Restored muscle memory=good bio-mechanics=quality of performance(movement).

Any program of exercise MUST include methods to restore and maintain quality of movement. To neglect this is to inevitably incur injury. The most useful method I know to achieve this is Functional Fascial Integration.

What makes it useful is:

  • It is a system using simple tools that can be performed with a partner
  • A great deal of it can be performed by yourself and it’s easy to learn
  • It can fit seamlessly into any exercise routine during rest periods
  • You don’t have to be an anatomy expert to utilize it

A simple explanation of would be:

  • You brush and floss your muscles and joints in the same way you brush and floss your teeth and gums…for the same reason to prevent decay and scar tissue.
  • Tangible improvement is generally immediate…yes, that is not a typo. Immediate.
  • Improvement is also cumulative and like brushing and flossing, permanent when consistent

When using functional fascial integration you movement quality is likely to improve as you get older! While it is likely that strength will gradually decline as your hormone levels drop (politically correct way of saying getting old)…this need not affect your ability to move…and most importantly move pain free.

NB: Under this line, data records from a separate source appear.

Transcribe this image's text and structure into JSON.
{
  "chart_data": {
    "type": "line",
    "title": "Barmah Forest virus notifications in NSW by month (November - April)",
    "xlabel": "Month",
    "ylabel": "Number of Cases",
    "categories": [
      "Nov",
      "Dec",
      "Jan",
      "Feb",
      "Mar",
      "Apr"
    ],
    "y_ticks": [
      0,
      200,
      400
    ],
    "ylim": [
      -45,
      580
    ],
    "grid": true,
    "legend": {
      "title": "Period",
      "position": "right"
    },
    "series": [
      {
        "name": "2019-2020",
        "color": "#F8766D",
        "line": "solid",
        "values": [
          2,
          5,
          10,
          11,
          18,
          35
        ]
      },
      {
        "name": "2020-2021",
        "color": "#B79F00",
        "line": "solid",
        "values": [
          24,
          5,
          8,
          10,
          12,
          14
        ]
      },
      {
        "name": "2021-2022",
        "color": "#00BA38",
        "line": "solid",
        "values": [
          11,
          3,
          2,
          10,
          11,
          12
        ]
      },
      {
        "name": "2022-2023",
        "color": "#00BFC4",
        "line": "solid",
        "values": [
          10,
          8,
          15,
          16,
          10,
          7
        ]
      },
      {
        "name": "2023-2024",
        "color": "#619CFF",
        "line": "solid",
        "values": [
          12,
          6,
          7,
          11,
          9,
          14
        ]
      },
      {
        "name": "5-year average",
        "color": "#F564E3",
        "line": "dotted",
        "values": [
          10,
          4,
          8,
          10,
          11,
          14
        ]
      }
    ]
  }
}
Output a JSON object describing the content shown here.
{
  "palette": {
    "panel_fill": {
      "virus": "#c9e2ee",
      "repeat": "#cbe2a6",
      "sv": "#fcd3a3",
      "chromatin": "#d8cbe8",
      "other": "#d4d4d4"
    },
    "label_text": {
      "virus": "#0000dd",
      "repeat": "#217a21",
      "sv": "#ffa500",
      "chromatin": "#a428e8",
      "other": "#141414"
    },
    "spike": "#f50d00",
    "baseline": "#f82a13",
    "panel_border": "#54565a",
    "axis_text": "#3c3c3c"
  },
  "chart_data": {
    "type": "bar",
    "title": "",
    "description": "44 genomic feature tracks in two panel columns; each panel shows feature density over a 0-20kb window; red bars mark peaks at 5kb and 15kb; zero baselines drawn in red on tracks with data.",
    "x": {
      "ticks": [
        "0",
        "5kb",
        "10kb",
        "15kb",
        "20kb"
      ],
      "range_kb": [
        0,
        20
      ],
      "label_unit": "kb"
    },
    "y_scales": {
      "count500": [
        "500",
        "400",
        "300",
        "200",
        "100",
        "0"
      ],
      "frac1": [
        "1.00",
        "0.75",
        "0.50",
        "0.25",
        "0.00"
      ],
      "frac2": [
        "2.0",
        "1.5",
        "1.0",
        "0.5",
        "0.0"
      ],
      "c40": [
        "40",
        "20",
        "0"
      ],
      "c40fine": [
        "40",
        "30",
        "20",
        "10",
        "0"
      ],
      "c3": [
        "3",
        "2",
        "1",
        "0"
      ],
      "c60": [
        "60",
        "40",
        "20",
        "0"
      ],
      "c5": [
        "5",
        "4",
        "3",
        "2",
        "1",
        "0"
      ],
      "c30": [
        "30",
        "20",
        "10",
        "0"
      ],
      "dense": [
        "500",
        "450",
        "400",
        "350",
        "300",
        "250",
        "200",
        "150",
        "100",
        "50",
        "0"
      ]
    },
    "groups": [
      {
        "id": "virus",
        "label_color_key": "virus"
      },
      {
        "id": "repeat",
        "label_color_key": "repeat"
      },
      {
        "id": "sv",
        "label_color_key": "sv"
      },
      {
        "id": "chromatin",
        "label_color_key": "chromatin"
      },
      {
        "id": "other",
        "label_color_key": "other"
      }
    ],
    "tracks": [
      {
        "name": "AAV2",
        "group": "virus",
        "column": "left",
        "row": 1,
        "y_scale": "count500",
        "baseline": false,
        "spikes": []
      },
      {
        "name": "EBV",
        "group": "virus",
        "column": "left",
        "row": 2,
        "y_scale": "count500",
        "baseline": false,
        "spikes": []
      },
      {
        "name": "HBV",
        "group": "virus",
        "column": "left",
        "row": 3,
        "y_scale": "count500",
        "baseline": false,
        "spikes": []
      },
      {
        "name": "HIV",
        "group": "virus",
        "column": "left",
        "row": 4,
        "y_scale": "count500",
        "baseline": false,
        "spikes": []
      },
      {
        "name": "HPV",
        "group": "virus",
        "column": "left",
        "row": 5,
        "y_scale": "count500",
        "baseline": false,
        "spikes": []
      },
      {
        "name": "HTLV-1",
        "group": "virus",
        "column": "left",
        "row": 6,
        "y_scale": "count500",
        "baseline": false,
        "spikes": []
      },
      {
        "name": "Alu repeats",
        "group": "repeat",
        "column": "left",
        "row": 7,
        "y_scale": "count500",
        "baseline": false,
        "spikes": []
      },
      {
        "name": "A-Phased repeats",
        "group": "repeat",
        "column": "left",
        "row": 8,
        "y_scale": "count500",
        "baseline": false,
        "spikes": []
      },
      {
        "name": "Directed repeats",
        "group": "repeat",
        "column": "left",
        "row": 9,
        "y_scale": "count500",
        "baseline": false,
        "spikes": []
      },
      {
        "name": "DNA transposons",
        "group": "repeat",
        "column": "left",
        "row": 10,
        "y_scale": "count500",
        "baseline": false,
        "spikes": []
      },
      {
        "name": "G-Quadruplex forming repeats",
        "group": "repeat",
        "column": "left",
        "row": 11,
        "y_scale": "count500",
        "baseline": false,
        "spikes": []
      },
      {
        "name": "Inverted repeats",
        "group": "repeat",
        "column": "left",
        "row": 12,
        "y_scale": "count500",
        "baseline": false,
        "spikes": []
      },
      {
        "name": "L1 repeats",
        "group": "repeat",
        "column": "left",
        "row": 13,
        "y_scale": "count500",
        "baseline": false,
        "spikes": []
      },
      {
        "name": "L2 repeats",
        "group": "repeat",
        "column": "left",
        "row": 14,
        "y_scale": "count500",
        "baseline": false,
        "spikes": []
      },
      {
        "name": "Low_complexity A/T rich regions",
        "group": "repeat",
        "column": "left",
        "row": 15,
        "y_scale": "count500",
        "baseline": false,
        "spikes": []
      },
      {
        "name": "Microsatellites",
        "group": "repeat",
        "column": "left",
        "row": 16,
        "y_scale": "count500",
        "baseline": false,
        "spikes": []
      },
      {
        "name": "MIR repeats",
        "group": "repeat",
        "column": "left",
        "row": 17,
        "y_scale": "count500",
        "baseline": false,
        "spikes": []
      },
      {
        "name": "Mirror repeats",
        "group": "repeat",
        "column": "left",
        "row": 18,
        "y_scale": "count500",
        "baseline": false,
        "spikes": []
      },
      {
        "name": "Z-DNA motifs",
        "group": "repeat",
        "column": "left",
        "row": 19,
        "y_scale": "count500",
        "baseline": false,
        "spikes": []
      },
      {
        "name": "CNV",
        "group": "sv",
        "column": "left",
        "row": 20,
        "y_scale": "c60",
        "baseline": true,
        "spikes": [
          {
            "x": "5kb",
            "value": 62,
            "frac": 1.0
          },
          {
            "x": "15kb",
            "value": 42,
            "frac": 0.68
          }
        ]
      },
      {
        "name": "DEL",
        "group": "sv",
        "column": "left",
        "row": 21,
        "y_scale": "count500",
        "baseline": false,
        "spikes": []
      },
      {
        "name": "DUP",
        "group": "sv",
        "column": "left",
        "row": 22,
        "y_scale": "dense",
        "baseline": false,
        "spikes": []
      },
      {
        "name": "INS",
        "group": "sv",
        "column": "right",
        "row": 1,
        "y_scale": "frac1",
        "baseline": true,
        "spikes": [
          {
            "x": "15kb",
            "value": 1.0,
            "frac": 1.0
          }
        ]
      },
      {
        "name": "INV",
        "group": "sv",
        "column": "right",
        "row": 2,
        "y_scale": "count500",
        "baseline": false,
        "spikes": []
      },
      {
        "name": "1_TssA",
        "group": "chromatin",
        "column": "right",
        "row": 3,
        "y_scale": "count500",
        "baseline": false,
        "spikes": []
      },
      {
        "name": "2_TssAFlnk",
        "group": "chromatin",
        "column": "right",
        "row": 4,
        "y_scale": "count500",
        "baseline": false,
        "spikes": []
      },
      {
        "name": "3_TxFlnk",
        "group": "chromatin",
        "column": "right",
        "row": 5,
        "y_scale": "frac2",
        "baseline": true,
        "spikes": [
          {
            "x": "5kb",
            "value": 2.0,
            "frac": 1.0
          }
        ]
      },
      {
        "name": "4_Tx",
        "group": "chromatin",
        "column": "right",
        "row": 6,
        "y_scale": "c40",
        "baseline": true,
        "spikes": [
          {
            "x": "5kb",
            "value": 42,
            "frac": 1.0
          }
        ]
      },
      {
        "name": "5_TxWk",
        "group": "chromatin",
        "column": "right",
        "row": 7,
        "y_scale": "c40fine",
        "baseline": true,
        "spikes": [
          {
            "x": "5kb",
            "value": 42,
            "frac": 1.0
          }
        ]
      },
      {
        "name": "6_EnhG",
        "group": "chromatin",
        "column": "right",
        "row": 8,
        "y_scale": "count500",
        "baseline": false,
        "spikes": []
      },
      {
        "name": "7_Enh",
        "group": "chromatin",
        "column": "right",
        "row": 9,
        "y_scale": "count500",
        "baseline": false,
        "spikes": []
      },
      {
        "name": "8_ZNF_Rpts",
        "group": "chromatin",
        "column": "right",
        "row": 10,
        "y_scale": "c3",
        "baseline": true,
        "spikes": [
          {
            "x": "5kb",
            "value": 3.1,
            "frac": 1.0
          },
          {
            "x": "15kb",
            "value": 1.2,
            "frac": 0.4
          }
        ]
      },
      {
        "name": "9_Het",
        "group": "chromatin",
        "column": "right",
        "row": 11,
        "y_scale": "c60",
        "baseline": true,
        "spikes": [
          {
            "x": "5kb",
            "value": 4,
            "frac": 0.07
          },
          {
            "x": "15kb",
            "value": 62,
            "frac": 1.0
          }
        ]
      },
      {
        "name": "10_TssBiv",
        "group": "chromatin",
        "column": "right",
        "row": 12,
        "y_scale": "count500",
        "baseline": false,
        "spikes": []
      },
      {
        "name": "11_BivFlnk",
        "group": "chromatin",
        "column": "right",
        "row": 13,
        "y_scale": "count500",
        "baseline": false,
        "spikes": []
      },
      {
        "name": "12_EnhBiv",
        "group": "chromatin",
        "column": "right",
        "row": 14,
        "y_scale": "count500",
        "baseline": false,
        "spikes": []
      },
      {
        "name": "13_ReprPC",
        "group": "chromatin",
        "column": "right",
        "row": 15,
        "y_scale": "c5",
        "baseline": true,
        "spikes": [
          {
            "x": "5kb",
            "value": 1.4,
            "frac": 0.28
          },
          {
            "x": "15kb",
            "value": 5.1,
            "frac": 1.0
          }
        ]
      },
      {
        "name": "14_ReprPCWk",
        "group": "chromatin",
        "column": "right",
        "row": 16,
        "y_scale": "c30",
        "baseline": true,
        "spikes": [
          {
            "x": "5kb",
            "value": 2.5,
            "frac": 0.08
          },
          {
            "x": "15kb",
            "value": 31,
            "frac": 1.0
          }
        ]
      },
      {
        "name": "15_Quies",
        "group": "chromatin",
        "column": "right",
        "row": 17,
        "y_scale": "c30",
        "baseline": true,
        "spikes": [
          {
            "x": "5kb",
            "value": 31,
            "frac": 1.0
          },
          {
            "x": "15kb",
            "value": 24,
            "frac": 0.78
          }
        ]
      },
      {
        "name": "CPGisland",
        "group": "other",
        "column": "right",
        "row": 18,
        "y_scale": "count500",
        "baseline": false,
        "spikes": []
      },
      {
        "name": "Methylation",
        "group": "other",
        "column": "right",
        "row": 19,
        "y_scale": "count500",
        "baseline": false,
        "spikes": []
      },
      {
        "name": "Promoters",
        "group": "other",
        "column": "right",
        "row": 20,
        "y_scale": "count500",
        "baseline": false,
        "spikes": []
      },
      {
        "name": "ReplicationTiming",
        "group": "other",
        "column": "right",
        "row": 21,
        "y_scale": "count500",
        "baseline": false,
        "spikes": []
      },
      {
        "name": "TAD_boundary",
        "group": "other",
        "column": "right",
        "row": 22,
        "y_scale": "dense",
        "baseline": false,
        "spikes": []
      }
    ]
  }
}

A long term approach to training to create sustainable results would focus as much on quality movement as quantity movement…in that order. Before you stack another 45 on each side of the bar, try the face the wall squat test in the picture shown. If you can’t do it without your knees, hands, or head hitting the wall, you should get to work on your movement quality before you add weight to your exercise. Do this your overall ability at age 65 will surpass that of most people half your age.

Pain is an indication of movement restriction. Brush and floss it away. Soon, I will tell you how in detail. For now, memorize this mantra:

Stretch it out, smooth it out, move it out!